The pilot for Faculty of Arts and Sciences staff will last from March 16 to March 20, after which FAS administrators will evaluate its success and decide further steps, FAS Dean Claudine Gay wrote in an email Thursday.
“Faculty and managers will need to lead efforts this week to think about how critical processes will be handled remotely and to support students, postdocs, and staff in their efforts to prepare for next week’s pilot,” Gay wrote. “Department administrators will receive additional guidance via Zoom conference.”
University spokesperson Jonathan L. Swain wrote in an email that Executive Vice President Katie N. Lapp asked central administration leaders to launch a similar program next week and to provide her with feedback after the initial pilots.
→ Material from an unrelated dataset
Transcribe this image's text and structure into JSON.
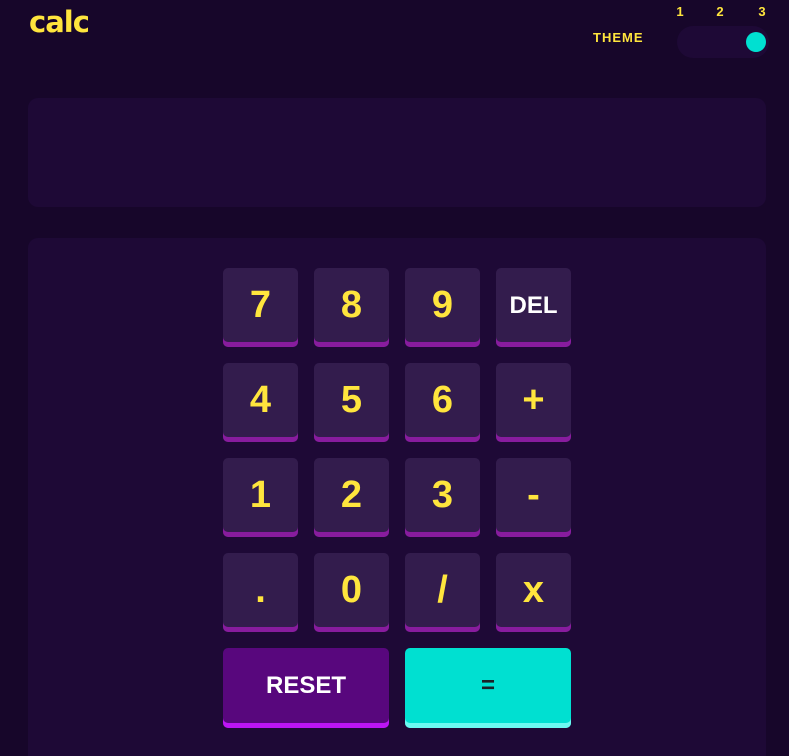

“As the University continues to prepare for and manage the rapidly changing impacts of this public health emergency, these efforts will be critical to planning for any potential large-scale move to remote work in the future,” Swain wrote.
The Division of Continuing Education will also pilot a similar program next week, according to DCE spokesperson Harry J. Pierre.
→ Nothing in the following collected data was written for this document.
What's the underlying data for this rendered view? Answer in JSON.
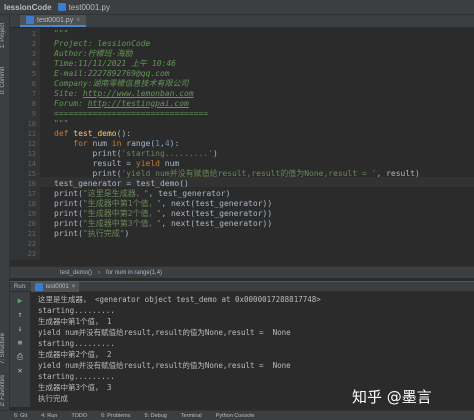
{
  "titlebar": {
    "project": "lessionCode",
    "file": "test0001.py"
  },
  "editor": {
    "tab_label": "test0001.py",
    "line_numbers": [
      "1",
      "2",
      "3",
      "4",
      "5",
      "6",
      "7",
      "8",
      "9",
      "10",
      "11",
      "12",
      "13",
      "14",
      "15",
      "16",
      "17",
      "18",
      "19",
      "20",
      "21",
      "22",
      "23"
    ],
    "lines": [
      {
        "segments": [
          {
            "text": "\"\"\"",
            "cls": "doc"
          }
        ]
      },
      {
        "segments": [
          {
            "text": "Project: lessionCode",
            "cls": "doc"
          }
        ]
      },
      {
        "segments": [
          {
            "text": "Author:柠檬班-海励",
            "cls": "doc"
          }
        ]
      },
      {
        "segments": [
          {
            "text": "Time:11/11/2021 上午 10:46",
            "cls": "doc"
          }
        ]
      },
      {
        "segments": [
          {
            "text": "E-mail:2227892769@qq.com",
            "cls": "doc"
          }
        ]
      },
      {
        "segments": [
          {
            "text": "Company:湖南零檬信息技术有限公司",
            "cls": "doc"
          }
        ]
      },
      {
        "segments": [
          {
            "text": "Site: ",
            "cls": "doc"
          },
          {
            "text": "http://www.lemonban.com",
            "cls": "doc u"
          }
        ]
      },
      {
        "segments": [
          {
            "text": "Forum: ",
            "cls": "doc"
          },
          {
            "text": "http://testingpai.com",
            "cls": "doc u"
          }
        ]
      },
      {
        "segments": [
          {
            "text": "================================",
            "cls": "doc"
          }
        ]
      },
      {
        "segments": [
          {
            "text": "\"\"\"",
            "cls": "doc"
          }
        ]
      },
      {
        "segments": [
          {
            "text": "def ",
            "cls": "kw"
          },
          {
            "text": "test_demo",
            "cls": "fn"
          },
          {
            "text": "():",
            "cls": ""
          }
        ]
      },
      {
        "segments": [
          {
            "text": "    for ",
            "cls": "kw"
          },
          {
            "text": "num ",
            "cls": ""
          },
          {
            "text": "in ",
            "cls": "kw"
          },
          {
            "text": "range(",
            "cls": ""
          },
          {
            "text": "1",
            "cls": "num"
          },
          {
            "text": ",",
            "cls": ""
          },
          {
            "text": "4",
            "cls": "num"
          },
          {
            "text": "):",
            "cls": ""
          }
        ]
      },
      {
        "segments": [
          {
            "text": "        print(",
            "cls": ""
          },
          {
            "text": "'starting.........'",
            "cls": "str"
          },
          {
            "text": ")",
            "cls": ""
          }
        ]
      },
      {
        "segments": [
          {
            "text": "        result = ",
            "cls": ""
          },
          {
            "text": "yield ",
            "cls": "kw"
          },
          {
            "text": "num",
            "cls": ""
          }
        ]
      },
      {
        "segments": [
          {
            "text": "        print(",
            "cls": ""
          },
          {
            "text": "'yield num并没有赋值给result,result的值为None,result = '",
            "cls": "str"
          },
          {
            "text": ", result)",
            "cls": ""
          }
        ]
      },
      {
        "segments": [
          {
            "text": "test_generator = test_demo()",
            "cls": ""
          }
        ]
      },
      {
        "segments": [
          {
            "text": "print(",
            "cls": ""
          },
          {
            "text": "\"这里是生成器，\"",
            "cls": "str"
          },
          {
            "text": ", test_generator)",
            "cls": ""
          }
        ]
      },
      {
        "segments": [
          {
            "text": "print(",
            "cls": ""
          },
          {
            "text": "\"生成器中第1个值，\"",
            "cls": "str"
          },
          {
            "text": ", next(test_generator))",
            "cls": ""
          }
        ]
      },
      {
        "segments": [
          {
            "text": "print(",
            "cls": ""
          },
          {
            "text": "\"生成器中第2个值，\"",
            "cls": "str"
          },
          {
            "text": ", next(test_generator))",
            "cls": ""
          }
        ]
      },
      {
        "segments": [
          {
            "text": "print(",
            "cls": ""
          },
          {
            "text": "\"生成器中第3个值，\"",
            "cls": "str"
          },
          {
            "text": ", next(test_generator))",
            "cls": ""
          }
        ]
      },
      {
        "segments": [
          {
            "text": "print(",
            "cls": ""
          },
          {
            "text": "\"执行完成\"",
            "cls": "str"
          },
          {
            "text": ")",
            "cls": ""
          }
        ]
      }
    ]
  },
  "breadcrumb": {
    "items": [
      "test_demo()",
      "for num in range(1,4)"
    ]
  },
  "run": {
    "label": "Run:",
    "tab": "test0001",
    "output": [
      "这里是生成器， <generator object test_demo at 0x0000017288817748>",
      "starting.........",
      "生成器中第1个值， 1",
      "yield num并没有赋值给result,result的值为None,result =  None",
      "starting.........",
      "生成器中第2个值， 2",
      "yield num并没有赋值给result,result的值为None,result =  None",
      "starting.........",
      "生成器中第3个值， 3",
      "执行完成"
    ]
  },
  "sidebar": {
    "project": "1: Project",
    "commit": "0: Commit",
    "structure": "7: Structure",
    "favorites": "2: Favorites"
  },
  "statusbar": {
    "items": [
      "6: Git",
      "4: Run",
      "TODO",
      "6: Problems",
      "5: Debug",
      "Terminal",
      "Python Console"
    ]
  },
  "watermark": "知乎 @墨言"
}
Several other schools have not officially announced shifts to remote work, but are highly encouraging employees to work from home.
Harvard Medical School Dean Lisa M. Muto ’79 wrote in an update to staff that unit and department leaders should shift nonessential staff to work remotely “as soon as possible.”
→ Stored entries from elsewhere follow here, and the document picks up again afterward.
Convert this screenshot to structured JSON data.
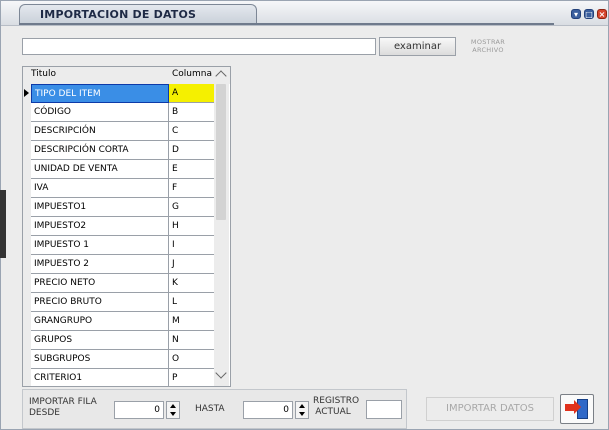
{
  "window": {
    "title": "IMPORTACION DE DATOS",
    "controls": {
      "min_icon": "minimize-icon",
      "max_icon": "maximize-icon",
      "close_icon": "close-icon"
    }
  },
  "file": {
    "path_value": "",
    "examinar_label": "examinar",
    "mostrar_line1": "MOSTRAR",
    "mostrar_line2": "ARCHIVO"
  },
  "grid": {
    "headers": {
      "titulo": "Titulo",
      "columna": "Columna"
    },
    "selected_row_index": 0,
    "rows": [
      {
        "titulo": "TIPO DEL ITEM",
        "columna": "A"
      },
      {
        "titulo": "CÓDIGO",
        "columna": "B"
      },
      {
        "titulo": "DESCRIPCIÓN",
        "columna": "C"
      },
      {
        "titulo": "DESCRIPCIÓN CORTA",
        "columna": "D"
      },
      {
        "titulo": "UNIDAD DE VENTA",
        "columna": "E"
      },
      {
        "titulo": "IVA",
        "columna": "F"
      },
      {
        "titulo": "IMPUESTO1",
        "columna": "G"
      },
      {
        "titulo": "IMPUESTO2",
        "columna": "H"
      },
      {
        "titulo": "IMPUESTO 1",
        "columna": "I"
      },
      {
        "titulo": "IMPUESTO 2",
        "columna": "J"
      },
      {
        "titulo": "PRECIO NETO",
        "columna": "K"
      },
      {
        "titulo": "PRECIO BRUTO",
        "columna": "L"
      },
      {
        "titulo": "GRANGRUPO",
        "columna": "M"
      },
      {
        "titulo": "GRUPOS",
        "columna": "N"
      },
      {
        "titulo": "SUBGRUPOS",
        "columna": "O"
      },
      {
        "titulo": "CRITERIO1",
        "columna": "P"
      }
    ]
  },
  "import": {
    "desde_label_line1": "IMPORTAR FILA",
    "desde_label_line2": "DESDE",
    "desde_value": "0",
    "hasta_label": "HASTA",
    "hasta_value": "0",
    "registro_line1": "REGISTRO",
    "registro_line2": "ACTUAL",
    "registro_value": "",
    "importar_label": "IMPORTAR DATOS",
    "exit_icon": "exit-door-icon"
  },
  "colors": {
    "selection_blue": "#3a8ee6",
    "selection_yellow": "#f5f000",
    "close_red": "#d6452d"
  }
}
“The reason we are providing this guidance is to follow University and public health guidelines around social distancing in order to deter the possible spread of disease,” Muto wrote.
Harvard Graduate School of Design staff will attend meetings via Zoom “to the fullest extent possible” by Monday, per an update on the Design School’s website.
Likewise, Harvard Kennedy School Dean Douglas W. Elmendorf and Executive Dean Janney Wilson wrote in an email to staff and faculty that they should prepare to work remotely for an “extended period of time.” If they are equipped to work remotely, he encouraged them to do so by Friday or Monday.
Harvard School of Public Health Dean Michelle A. Williams encouraged affiliates to work from home next week in an online announcement.
Harvard Law School Dean for Administration Matthew Gruber wrote in an email to staff that the situation is “fluid” and “subject to change.”
“We expect that a large proportion of our staff will have no need to work on campus next week, and for that number to possibly grow beginning the week of March 23,” Gruber wrote.
Harvard Union of Clerical and Technical Workers President Carrie E. Barbash said she supports the FAS pilot, adding she hopes it is continued for “as long as we need to do it.”
“This is an unprecedented situation that I think needs to be taken really seriously and this is definitely a good step in that direction,” Barbash said. “I think it’ll be great to see every school sort of moving in this direction as soon as possible.”
Under the University’s most recent policies, Harvard staff may apply unearned sick days if they become sick or quarantined due to coronavirus or if they have to take care of a family member affected by it. They may also exceed annual limits on dependent care days.
Harvard will also guarantee pay to non-remote employees for a “a defined period of time (e.g., 30 days)” if their department is closed or quarantined, according to the guidance.